10. Par une lettre type du 9 août 1984, ledit parquet informa l'intéressé qu'il l'accusait ("legt Ihnen zur Last") de voies de fait (Nötigung), en vertu de l'article 240 du code pénal allemand (Strafgesetzbuch). Il ajoutait qu'il n'exercerait pas l'action publique si M. Hennings payait, avant le 1er octobre 1984, une amende de 300 DM au Trésor, Bureau de perception judiciaire de Rosenheim. En annexe figurait un formulaire à retourner avant le 20 septembre 1984 en cas d'acceptation. Dans cette hypothèse, les choses en resteraient là et il n'y aurait aucune inscription au casier judiciaire. A défaut, des poursuites s'ouvriraient (Anklage erhoben) sans nouveau préavis. Le ministère public n'indiquait pas s'il engagerait une procédure sommaire, débouchant sur une ordonnance pénale, ou s'il lancerait une citation à comparaître devant le tribunal.
11. Le requérant n'ayant ni renvoyé le formulaire ni réglé l'amende, le tribunal d'instance (Amtsgericht) de Rosenheim prononça contre lui, le 7 novembre 1984, une ordonnance pénale (Strafbefehl), au terme d'une procédure sommaire (paragraphe 19 ci-dessous). Il lui infligea une amende de 40 DM par jour pendant 25 jours pour voies de fait ainsi que pour coups et blessures dangereux (gefährliche Körperverletzung), infraction non mentionnée dans la lettre du 9 août 1984. Le facteur n'ayant trouvé personne chez M. Hennings, l'ordonnance fut notifiée à celui-ci, conformément à la législation applicable (paragraphe 20 ci-dessous), au moyen d'un avis laissé dans sa boîte aux lettres le 12 novembre 1984. Il l'invitait à retirer un pli confié au bureau de poste d'Oberaudorf en son absence. Le recto de l'avis signalait, en caractères gras, que le dépôt du document au bureau de poste pour retrait valait notification, indépendamment du point de savoir si et quand le destinataire en avait eu connaissance. Le verso précisait que le retrait de la lettre devait avoir lieu dès que possible, sans quoi il pourrait en résulter des conséquences juridiques préjudiciables car les délais couraient à partir de ce même dépôt.

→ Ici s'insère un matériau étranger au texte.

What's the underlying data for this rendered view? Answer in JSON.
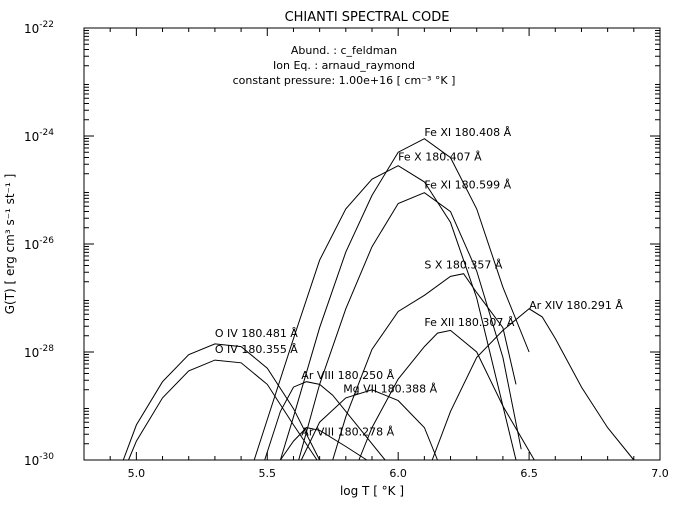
{
  "chart_data": {
    "type": "line",
    "title": "CHIANTI SPECTRAL CODE",
    "annotations": [
      "Abund.  :  c_feldman",
      "Ion Eq.  :  arnaud_raymond",
      "constant pressure: 1.00e+16 [ cm⁻³ °K ]"
    ],
    "xlabel": "log T [ °K ]",
    "ylabel": "G(T) [ erg cm³ s⁻¹ st⁻¹ ]",
    "xlim": [
      4.8,
      7.0
    ],
    "ylim_log10": [
      -30,
      -22
    ],
    "y_scale": "log",
    "x_ticks": [
      {
        "value": 5.0,
        "label": "5.0"
      },
      {
        "value": 5.5,
        "label": "5.5"
      },
      {
        "value": 6.0,
        "label": "6.0"
      },
      {
        "value": 6.5,
        "label": "6.5"
      },
      {
        "value": 7.0,
        "label": "7.0"
      }
    ],
    "y_ticks": [
      {
        "exp": -30,
        "label": "-30"
      },
      {
        "exp": -28,
        "label": "-28"
      },
      {
        "exp": -26,
        "label": "-26"
      },
      {
        "exp": -24,
        "label": "-24"
      },
      {
        "exp": -22,
        "label": "-22"
      }
    ],
    "series": [
      {
        "name": "O  IV 180.481 Å",
        "label_at": [
          5.3,
          -27.72
        ],
        "points": [
          [
            4.95,
            -30
          ],
          [
            5.0,
            -29.35
          ],
          [
            5.1,
            -28.55
          ],
          [
            5.2,
            -28.05
          ],
          [
            5.3,
            -27.85
          ],
          [
            5.4,
            -27.9
          ],
          [
            5.5,
            -28.3
          ],
          [
            5.6,
            -29.05
          ],
          [
            5.7,
            -30
          ]
        ]
      },
      {
        "name": "O  IV 180.355 Å",
        "label_at": [
          5.3,
          -28.02
        ],
        "points": [
          [
            4.97,
            -30
          ],
          [
            5.0,
            -29.65
          ],
          [
            5.1,
            -28.85
          ],
          [
            5.2,
            -28.35
          ],
          [
            5.3,
            -28.15
          ],
          [
            5.4,
            -28.2
          ],
          [
            5.5,
            -28.6
          ],
          [
            5.6,
            -29.35
          ],
          [
            5.69,
            -30
          ]
        ]
      },
      {
        "name": "Ar VIII 180.250 Å",
        "label_at": [
          5.63,
          -28.5
        ],
        "points": [
          [
            5.49,
            -30
          ],
          [
            5.55,
            -29.1
          ],
          [
            5.6,
            -28.65
          ],
          [
            5.65,
            -28.55
          ],
          [
            5.7,
            -28.6
          ],
          [
            5.75,
            -28.8
          ],
          [
            5.85,
            -29.4
          ],
          [
            5.95,
            -30
          ]
        ]
      },
      {
        "name": "Ar VIII 180.278 Å",
        "label_at": [
          5.63,
          -29.55
        ],
        "points": [
          [
            5.55,
            -30
          ],
          [
            5.6,
            -29.65
          ],
          [
            5.65,
            -29.4
          ],
          [
            5.7,
            -29.45
          ],
          [
            5.8,
            -29.75
          ],
          [
            5.88,
            -30
          ]
        ]
      },
      {
        "name": "Mg VII 180.388 Å",
        "label_at": [
          5.79,
          -28.75
        ],
        "points": [
          [
            5.63,
            -30
          ],
          [
            5.7,
            -29.3
          ],
          [
            5.8,
            -28.85
          ],
          [
            5.9,
            -28.7
          ],
          [
            6.0,
            -28.9
          ],
          [
            6.1,
            -29.4
          ],
          [
            6.15,
            -30
          ]
        ]
      },
      {
        "name": "Fe X 180.407 Å",
        "label_at": [
          6.0,
          -24.45
        ],
        "points": [
          [
            5.45,
            -30
          ],
          [
            5.5,
            -29.25
          ],
          [
            5.6,
            -27.75
          ],
          [
            5.7,
            -26.3
          ],
          [
            5.8,
            -25.35
          ],
          [
            5.9,
            -24.8
          ],
          [
            6.0,
            -24.55
          ],
          [
            6.1,
            -24.85
          ],
          [
            6.2,
            -25.6
          ],
          [
            6.3,
            -27.0
          ],
          [
            6.4,
            -29.0
          ],
          [
            6.45,
            -30
          ]
        ]
      },
      {
        "name": "Fe XI 180.408 Å",
        "label_at": [
          6.1,
          -24.0
        ],
        "points": [
          [
            5.55,
            -30
          ],
          [
            5.6,
            -29.2
          ],
          [
            5.7,
            -27.55
          ],
          [
            5.8,
            -26.15
          ],
          [
            5.9,
            -25.1
          ],
          [
            6.0,
            -24.3
          ],
          [
            6.1,
            -24.05
          ],
          [
            6.2,
            -24.4
          ],
          [
            6.3,
            -25.35
          ],
          [
            6.4,
            -26.8
          ],
          [
            6.5,
            -28.0
          ]
        ]
      },
      {
        "name": "Fe XI 180.599 Å",
        "label_at": [
          6.1,
          -24.97
        ],
        "points": [
          [
            5.62,
            -30
          ],
          [
            5.7,
            -28.6
          ],
          [
            5.8,
            -27.2
          ],
          [
            5.9,
            -26.05
          ],
          [
            6.0,
            -25.25
          ],
          [
            6.1,
            -25.05
          ],
          [
            6.2,
            -25.4
          ],
          [
            6.3,
            -26.5
          ],
          [
            6.4,
            -28.1
          ],
          [
            6.47,
            -29.8
          ]
        ]
      },
      {
        "name": "S  X 180.357 Å",
        "label_at": [
          6.1,
          -26.45
        ],
        "points": [
          [
            5.75,
            -30
          ],
          [
            5.8,
            -29.2
          ],
          [
            5.9,
            -27.95
          ],
          [
            6.0,
            -27.25
          ],
          [
            6.1,
            -26.95
          ],
          [
            6.2,
            -26.6
          ],
          [
            6.25,
            -26.55
          ],
          [
            6.3,
            -26.9
          ],
          [
            6.4,
            -27.55
          ],
          [
            6.45,
            -28.6
          ]
        ]
      },
      {
        "name": "Fe XII 180.307 Å",
        "label_at": [
          6.1,
          -27.52
        ],
        "points": [
          [
            5.85,
            -30
          ],
          [
            5.9,
            -29.4
          ],
          [
            6.0,
            -28.5
          ],
          [
            6.1,
            -27.9
          ],
          [
            6.15,
            -27.65
          ],
          [
            6.2,
            -27.6
          ],
          [
            6.3,
            -28.0
          ],
          [
            6.4,
            -29.0
          ],
          [
            6.52,
            -30
          ]
        ]
      },
      {
        "name": "Ar XIV 180.291 Å",
        "label_at": [
          6.5,
          -27.2
        ],
        "points": [
          [
            6.13,
            -30
          ],
          [
            6.2,
            -29.1
          ],
          [
            6.3,
            -28.1
          ],
          [
            6.4,
            -27.6
          ],
          [
            6.5,
            -27.2
          ],
          [
            6.55,
            -27.35
          ],
          [
            6.6,
            -27.75
          ],
          [
            6.7,
            -28.65
          ],
          [
            6.8,
            -29.4
          ],
          [
            6.9,
            -30
          ]
        ]
      }
    ]
  }
}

12. Le requérant n'ayant pas formé opposition dans le délai d'une semaine ouvert à l'époque par la loi et expressément rappelé dans l'ordonnance pénale, celle-ci acquit force de chose jugée le 20 novembre 1984.
13. En droit allemand, peut être relevée de la forclusion une personne qui, de manière non fautive, n'a pas respecté certains délais. L'avocat du requérant présenta donc, le 26 novembre 1984, une demande à cet effet; elle arriva au greffe du tribunal d'instance de Rosenheim le lendemain, plus de deux semaines après le dépôt de l'avis dans la boîte aux lettres. Or, d'après l'article 45 du code de procédure pénale (paragraphe 19 ci- dessous), il eût fallu l'introduire une semaine au plus après la cessation de l'empêchement.
14. A la requête du parquet, le bureau de poste d'Oberaudorf soumit une note, du 3 décembre 1984, attestant que Mme Hennings avait retiré l'ordonnance pénale le 19 novembre 1984 et non le 20. Or elle avait déclaré sous serment, le 23, qu'absente de chez elle depuis le 6 novembre elle était rentrée le 20; dans l'intervalle, son époux était resté à Oberaudorf et avait travaillé comme d'habitude, mais il n'avait pas la clé de leur boîte aux lettres.
15. Le 6 décembre 1984, le tribunal d'instance de Rosenheim débouta le requérant et le condamna aux frais, au motif que seule sa propre faute l'avait empêché de former opposition à temps: d'après les renseignements fournis par la poste, il avait reçu l'ordonnance pénale le 19 novembre 1984, date à laquelle il aurait encore pu agir valablement; en outre, sa demande de relevé de forclusion était tardive (paragraphe 13 ci-dessus).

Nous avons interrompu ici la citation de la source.